Thankfully, none of the weaknesses in the source material cause any problems to the cast. Pike and Affleck deliver two fantastic performances, with the former able to enjoy a real variety of roles (depending on how she is being viewed by others) and the latter making the best use yet of that certain smug quality his detractors often accuse him of having. I've never had a problem with Affleck, but even those who tend to dislike what they view as his persona may end up liking his turn here, seeing him turn on charm for the sake of cameras and crowds while constantly having a large finger of suspicion pointed in his direction. Kim Dickens is great as the cop determined to crack the case, and Patrick Fugit tries his best alongside her, despite the fact that he seems trapped in a state of perpetual adolescence. Carrie Coon is the twin sister of Affleck's character, and very good she is in her role, Tyler Perry impresses as a hotshot lawyer willing to act in defence of a man who is starting to look guilty as sin, Neil Patrick Harris is an ex-lover who may or may not have information, and both Sela Ward and Missi Pyle have fun playing two TV celebrities, both with differing approaches but the same aim.

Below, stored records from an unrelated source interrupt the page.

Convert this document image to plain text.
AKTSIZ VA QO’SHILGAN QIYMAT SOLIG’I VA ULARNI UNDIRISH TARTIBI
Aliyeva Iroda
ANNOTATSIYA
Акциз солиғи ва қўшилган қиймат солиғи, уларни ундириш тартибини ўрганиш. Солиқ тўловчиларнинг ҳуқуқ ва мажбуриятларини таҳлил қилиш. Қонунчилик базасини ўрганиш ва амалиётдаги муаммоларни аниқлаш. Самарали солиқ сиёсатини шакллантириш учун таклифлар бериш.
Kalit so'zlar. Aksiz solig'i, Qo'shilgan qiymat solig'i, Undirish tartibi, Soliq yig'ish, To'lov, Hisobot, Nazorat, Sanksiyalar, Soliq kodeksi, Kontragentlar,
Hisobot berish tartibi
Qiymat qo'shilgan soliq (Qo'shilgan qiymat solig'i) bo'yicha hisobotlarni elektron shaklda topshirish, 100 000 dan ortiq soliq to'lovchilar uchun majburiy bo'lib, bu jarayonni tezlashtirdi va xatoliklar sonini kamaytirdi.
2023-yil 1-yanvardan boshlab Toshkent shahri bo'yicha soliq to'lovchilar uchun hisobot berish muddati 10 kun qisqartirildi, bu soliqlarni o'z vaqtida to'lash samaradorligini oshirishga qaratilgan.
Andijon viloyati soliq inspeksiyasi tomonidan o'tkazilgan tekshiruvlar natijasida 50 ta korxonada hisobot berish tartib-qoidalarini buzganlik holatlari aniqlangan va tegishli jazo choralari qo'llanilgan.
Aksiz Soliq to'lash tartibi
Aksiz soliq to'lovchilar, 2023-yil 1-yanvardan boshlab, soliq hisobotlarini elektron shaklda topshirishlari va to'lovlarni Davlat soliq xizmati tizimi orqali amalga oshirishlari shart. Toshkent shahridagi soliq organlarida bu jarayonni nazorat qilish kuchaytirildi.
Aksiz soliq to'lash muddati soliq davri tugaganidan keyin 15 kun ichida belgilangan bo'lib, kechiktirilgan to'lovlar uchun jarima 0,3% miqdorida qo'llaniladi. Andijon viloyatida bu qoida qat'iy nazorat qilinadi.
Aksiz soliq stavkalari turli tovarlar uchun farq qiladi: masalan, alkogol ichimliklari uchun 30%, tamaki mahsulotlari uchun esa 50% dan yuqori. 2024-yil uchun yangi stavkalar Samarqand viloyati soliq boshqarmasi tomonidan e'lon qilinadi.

There's also the bonus of having Fincher at the helm, even if he IS on auto-pilot (or so it seems). The cool colour palette, the music by Trent Reznor and Atticus Ross, the slow and steady camerawork, the pitch-black humour. I seem to spend half of my time saying that familiarity breeds contempt with the other half of my time appearing to be a bloody hypocrite when I say that familiarity can often be an easy, comforting layer used in movies. This movie falls in to the latter camp.
It's not often that a film can overcome weak source material. This one manages it. But there's only so much that can be done, which is why it ends up being merely a good film, as opposed to a great one.